Il Tribunale del Riesame di Napoli ha confermato la misura cautelare del carcere nei confronti di Maria Licciardi, accusata dalla Procura di Napoli di associazione di tipo mafioso, ricettazione di denaro di provenienza illecita e turbativa d’asta. La sentenza e’ stata emessa dalla decima sezione (collegio B). L’udienza davanti al Tribunale della Liberta’, durante la quale la discusso l’avvocato Edoardo Cardillo, legale di Maria Licciardi, soprannominata “lady camorra”, si e’ tenuta ieri mattina. Maria Licciardi, ritenuta dagli inquirenti a capo dell’omonimo clan fondato dal fratello Gennaro (detto ‘a scigna) e anche elemento di vertice del cartello malavitoso denominato “Alleanza di Secondigliano”, e’ stata sottoposta a fermo dai carabinieri del Ros lo scorso 7 agosto, nell’aeroporto romano di Ciampino, mentre di accingeva a partire per Malaga.

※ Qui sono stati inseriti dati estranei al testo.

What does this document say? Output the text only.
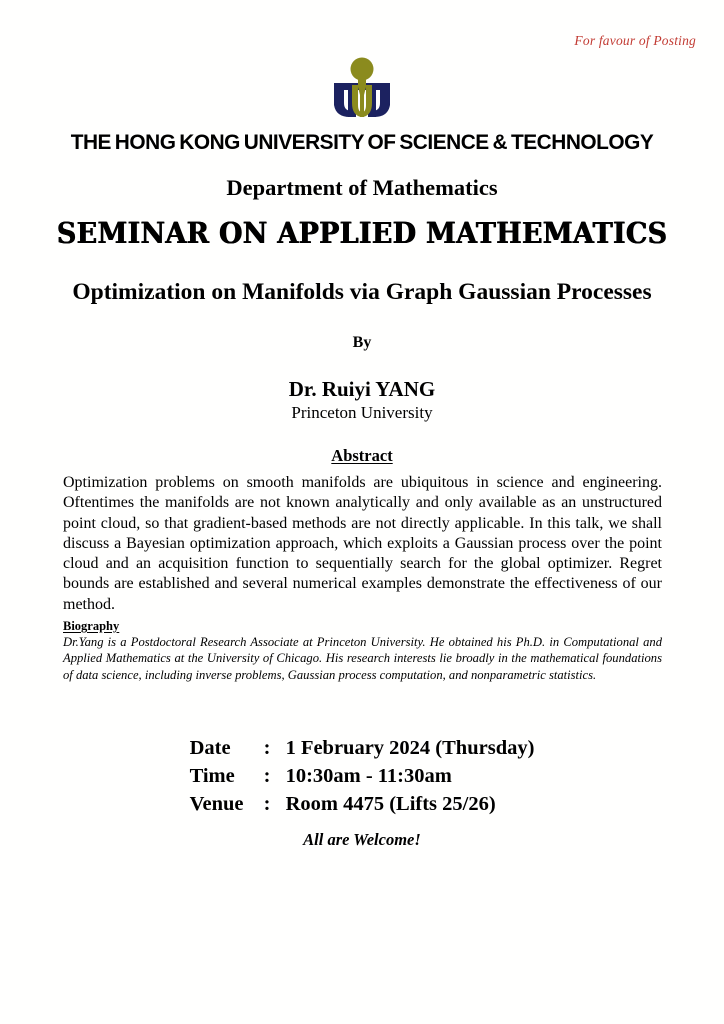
For favour of Posting
THE HONG KONG UNIVERSITY OF SCIENCE & TECHNOLOGY
Department of Mathematics
SEMINAR ON APPLIED MATHEMATICS
Optimization on Manifolds via Graph Gaussian Processes
By
Dr. Ruiyi YANG
Princeton University
Abstract
Optimization problems on smooth manifolds are ubiquitous in science and engineering. Oftentimes the manifolds are not known analytically and only available as an unstructured point cloud, so that gradient-based methods are not directly applicable. In this talk, we shall discuss a Bayesian optimization approach, which exploits a Gaussian process over the point cloud and an acquisition function to sequentially search for the global optimizer. Regret bounds are established and several numerical examples demonstrate the effectiveness of our method.
Biography
Dr.Yang is a Postdoctoral Research Associate at Princeton University. He obtained his Ph.D. in Computational and Applied Mathematics at the University of Chicago. His research interests lie broadly in the mathematical foundations of data science, including inverse problems, Gaussian process computation, and nonparametric statistics.
Date	:	1 February 2024 (Thursday)
Time	:	10:30am - 11:30am
Venue	:	Room 4475 (Lifts 25/26)
All are Welcome!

Maria Licciardi e’ stata capace “di riprendere in poco tempo le redini di una associazione di stampo mafioso e di porre in essere con l’intimidazione condotte quali quelle” ai capi contestati “dopo una detenzione di ben otto anni… dato che evidenzia la personalita’ delinquenziale e la attuale pericolosita’ sociale di Maria Licciardi e che integra si puo’ dire in modo paradigmatico la sussistenza nei suoi confronti di quelle ‘esigenze cautelari di eccezionale rilevanza’…”. Cosi’ il gip di Roma Valerio Savio ha motivato l’ordinanza di convalida del fermo e di applicazione della custodia cautelare in carcere emessa lo scorso 9 agosto nei confronti di Maria Licciardi, 70 anni, soprannominata “lady camorra”, fermata dai carabinieri del Ros lo scorso 7 agosto, nell’aeroporto romano di Ciampino, mentre di accingeva a partire per Malaga. La decisione del gip capitolino e’ stata poi confermata anche dal gip partenopeo, qualche settimana dopo. Il giudice ritenne sussistenti, tra l’altro, il pericolo di fuga e la reiterazione reati. Maria Licciardi, inoltre, per il gip, ha gestito “con preoccupante prepotenza” le vicende criminali inerenti il clan “nonostante la consapevolezza di una attivita’ investigativa a suo carico, circostanza questa che non frenava il suo agire illecito e anche violento… a dimostrazione di una scelta di vita criminale, anche in eta’ avanzata, certamente definibile ormai come immutabile e definitiva”.
A Piscinola, quartiere dell’area a nord di Napoli confinante con Scampia, era Maria Licciardi a decidere se un negozio poteva o meno vendere l’acqua. La circostanza emerge da alcune intercettazioni inserite nell’ordinanza con la quale, il 9 agosto scorso, il gip di Roma Valerio Savio ha convalidato il fermo nei confronti di “lady camorra” e disposto per lei la custodia cautelare in carcere. Il negozio in questione si trova accanto a un altro esercizio commerciale maggiormente gradito al clan e il fatto che vendesse l’acqua, peraltro a prezzi piu’ bassi, proprio non andava giu’ a Maria Licciardi che, in questa vicenda, secondo il giudice, dimostra di avere un controllo pressoche’ totale del territorio. Lady camorra incarica uno dei suoi uomini di riferire al commerciante il suo diktat. Il luogotenente di Maria Licciardi esegue l’ordine ma ciononostante il negozio continua a vendere l’acqua fino a quando, innervosita per la reticenza dimostrata, e’ proprio lei, in prima persona entrare in azione, recandosi di persona sul posto. Il commerciante si difende dicendole di avere avuto rassicurazioni da una sua nipote, Rosaria, circa la possibilita’ di continuare a vendere l’acqua. Ma la risposta di lady camorra e’ perentoria e, secondo il giudice e la Procura di Napoli, anche dirimente circa la rilevanza del suo ruolo nel clan: “…la malavita la faccio io…Rosaria (sua nipote, ndr) fa’ il ragu'”.